Immune Therapy Avoided After Kidney Transplant
Transplant surgeons have been able to successfully discontinue immune suppressing therapy after kidney transplantation using a new technique called mixed chimerism.

Reporting at the Experimental Biology 2001 meeting in Orlando, Florida, on Monday, Dr. Benedict Cosimi of Massachusetts General Hospital in Boston, announced that the approach has been successful in the first two patients attempted to date.
Because of the possibility of organ rejection, transplant recipients are usually placed on lifetime immunosuppressive drug therapy that can leave them open to complications, such as serious infections.

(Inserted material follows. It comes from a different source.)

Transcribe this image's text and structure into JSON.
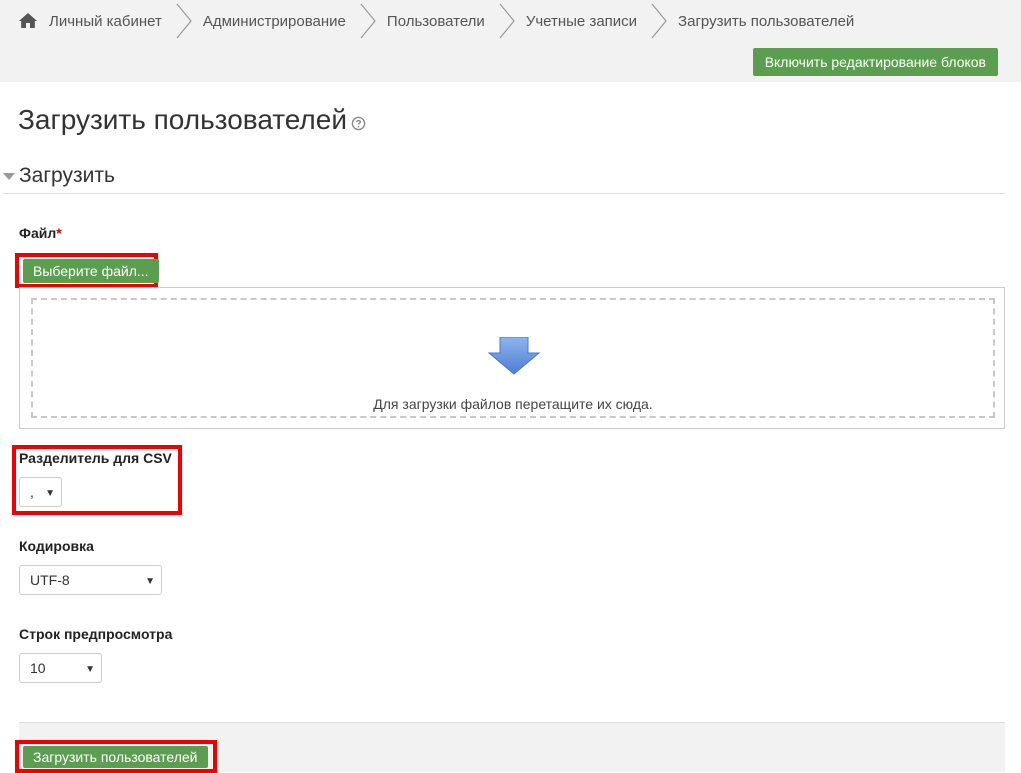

In the hopes of avoiding this, Cosimi and colleagues infused the patients with some of the bone marrow of the living donors of the kidneys at the time of the transplantation. The idea was that immune agents derived from both donor and recipient would co-exist within the recipient's immune system.

This ``mixed chimerism'' would hopefully allow transplant patients to maintain healthy immune function while reducing their risk for transplant rejection, thereby alleviating the need for the immune-suppressing drugs.
Immunosuppressive therapy was given for about 3 months following surgery and then discontinued. Cosimi told Reuters Health that the first patient has been off therapy for 2.5 years and the second has been off therapy for more than 6 months. The new kidneys are ``perfectly normal and we don't anticipate any rejection in the future.''

``This is the first time this has ever been done,'' Cosimi said. ``We know that tolerance can develop and that some patients have been able to discontinue immunosuppressive therapy, but we didn't know why. This is the first deliberate up-front effort'' to create tolerance, he said.
Cosimi said two clinical trials are about to begin, one in patients with kidney failure and multiple myeloma (a cancer of the bone marrow) and the other in patients with comparatively uncomplicated kidney transplants.